Village masters decorated their articles with carving. Multibeam rosettes, rhombuses, triangles, squares, carved on mangles, swingles, details of a weaving loom, form a narration about the world structure and a prayer against evil forces. Carved inscriptions about owners and dedications complete the ornament. A peculiar place among the objects of folk art was occupied by a distaff – a woman’s tool used for making threads. They carved sunny rosettes, painted bunches of flowers growing from fantastical vases and symbolic depictions of the universe on their huge blades. If vivid decoration of distaffs was usually made by local village painters, multicoloured paintings in the interiors were executed by invited professional craftsmen. Cobalt painting against a red-orange background on the panels of the two-tier cupboard, on the door and board from the Timoshinskaya village belongs to a master from Kostroma. Such painting filled a weakly alight peasant house with light and the flowers promised warmth and bright spring blossoming of the earth even in cold winter.
Having felled a tree the peasant tried to use everything – not only a trunk, but roots and bark as well. Thus fir roots were used to weave round funnel-shaped strainers to filter wort for kvass and beer; oval baskets with lids for girls’ trinkets – inexpensive adornments, silk bands, cosmetics; chests for storing clothes. They are distinguished by unusually densely twined bark, textured surface, beautiful colour.
As everywhere the main occupations of the peasants in the North was flax processing, spinning and weaving. Embroidery, lace-making and cloth-printing were developing on their base. Peasant embroidery has preserved plenty of subjects and motives of the Slavonic paganism. Towels, table-cloths and shirts with red patterns against a white background are very beautiful and festive. They played a great role in different rituals, especially the towel. A new-born baby was placed on it; a roadside cross and a birch on Whitsunday were decorated with the towel. They were hung out in the house for holidays. A particular towel was used for an icon in the red (beautiful) corner. A bride from Kirillov presented up to 70 towers at her wedding. Subjects of embroidery contained benevolent symbolism which was clear to everybody.
In the 19th – early 20th century people in some settlements of the Kirillov and Belozersk districts dyed and printed cloth. Fabrics dyed in blue were printed in two-three colours with floral patterns.
Printed cloth was used, first for all, for sewing sarafans, shirts, table-cloths, curtains, but also for church garments, shrouds and covers.
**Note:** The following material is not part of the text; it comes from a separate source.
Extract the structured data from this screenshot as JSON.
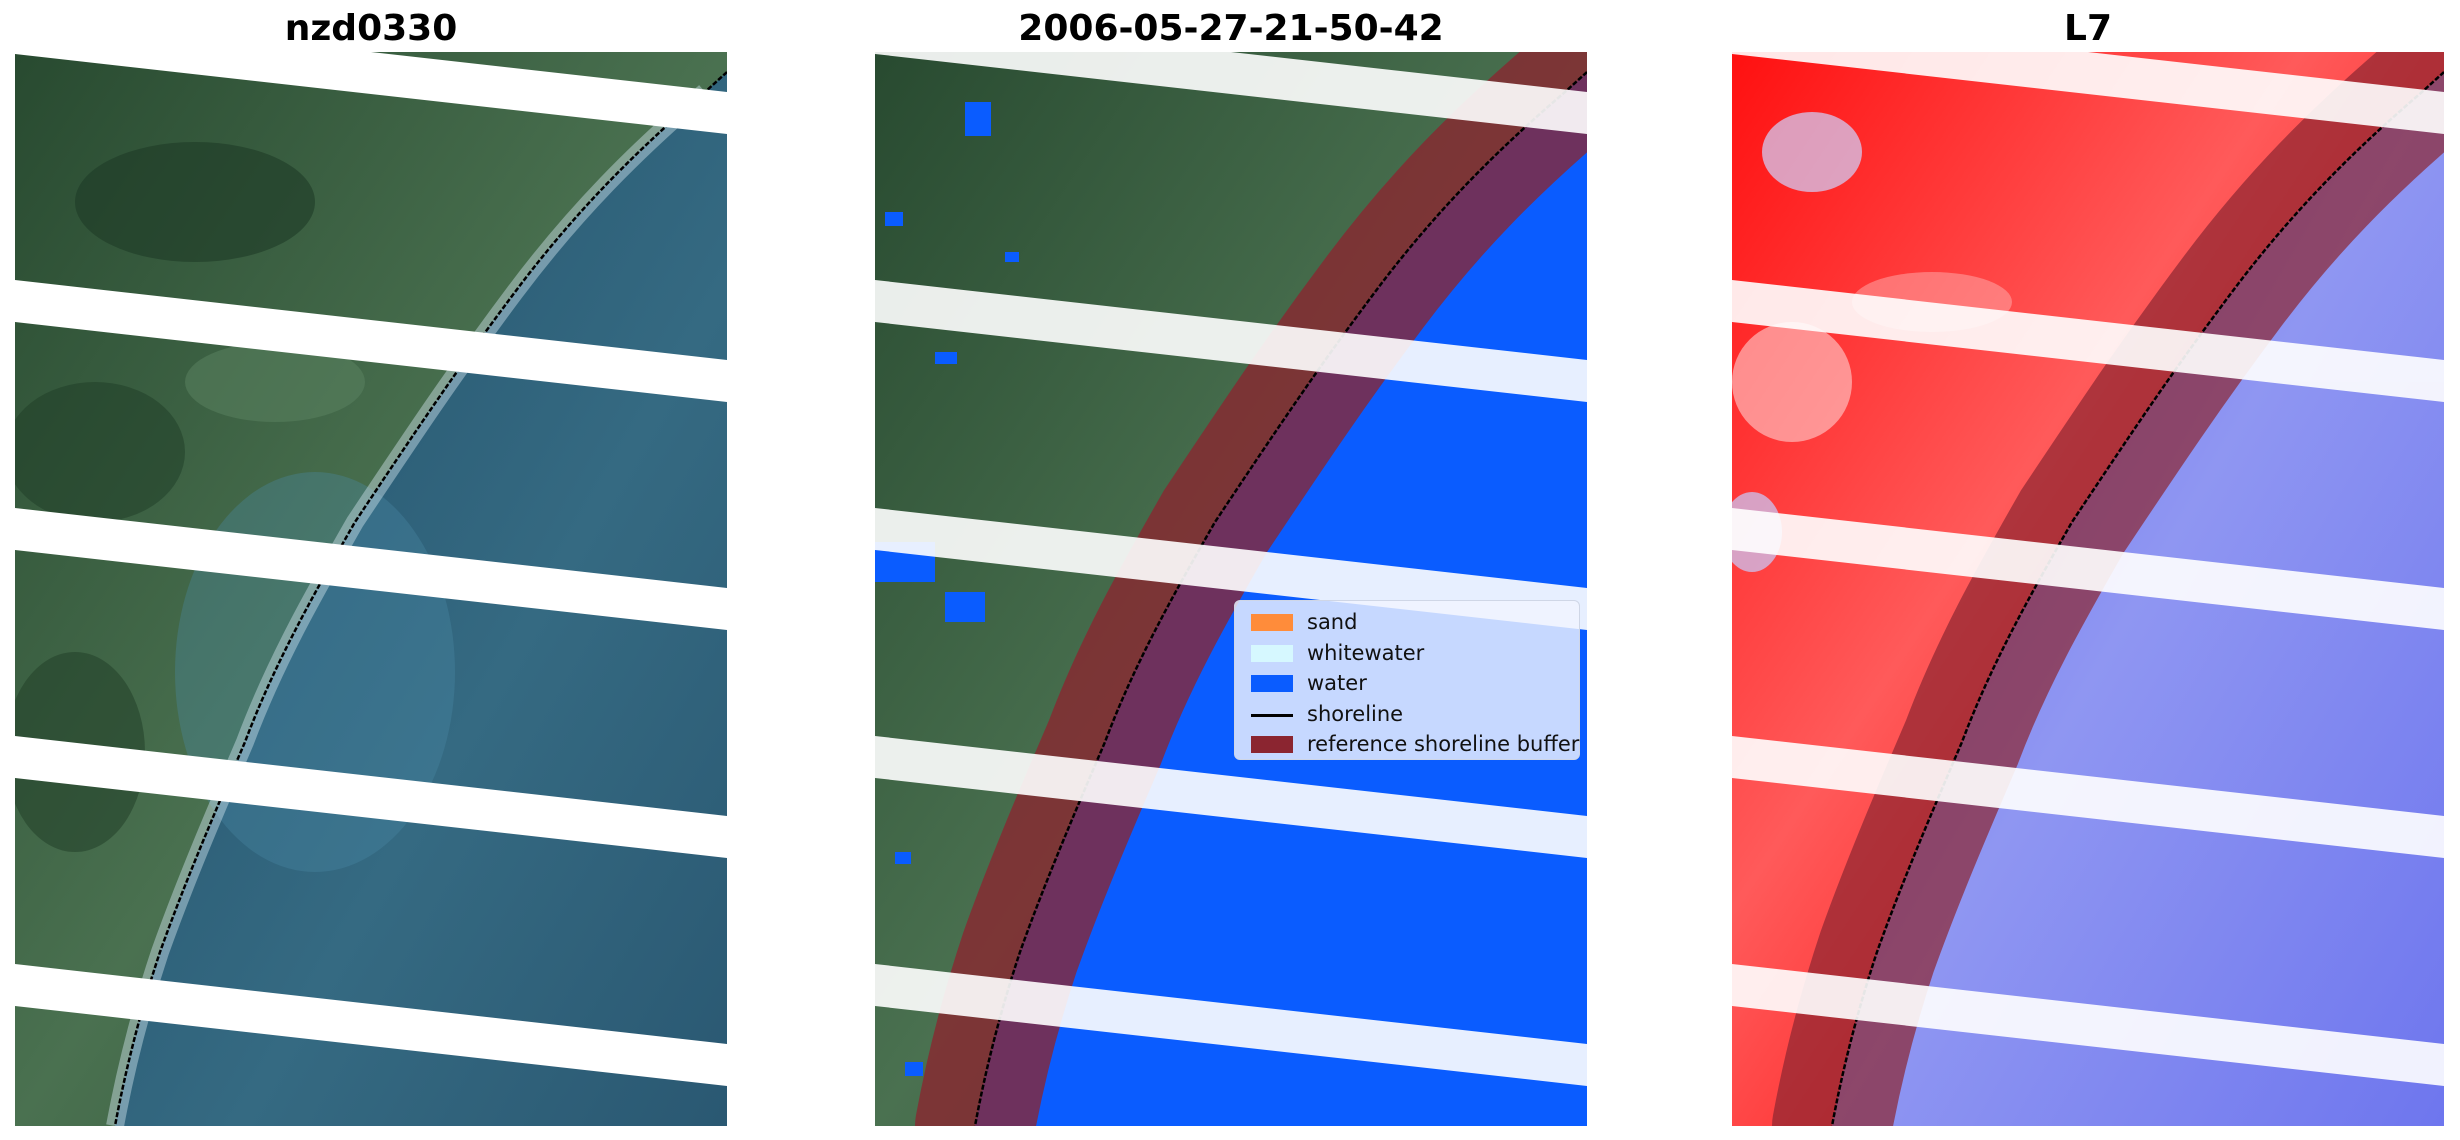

Weaving, embroidery, lace-making and printing joined in a female costume of the North. In the 19th century it consisted of a two-coloured shirt with rich embroidery, a round sarafan with narrow arm-holes sewn from coarse motley cotton fabric, printed cloth or bought silk, an embroidered apron and a woven or twined girdle. The head-dress of a married woman included a kokoshnik which was embroidered in gold and decorated with pearls and a bright kerchief. Girls wore bands embellished with golden-stitch embroidery or braid. Women of the Belozersk district were very beautiful and that was marked already by Ivan the Terrible.
People believed that beautiful didn’t mean expensive, something was beautiful for them if it was made skillfully. Thus they defined the most important feature of their art. The simplest materials given by nature – wood and clay, iron and cooper, flax and wool – turned into true works of art in the hands of skilled craftsmen.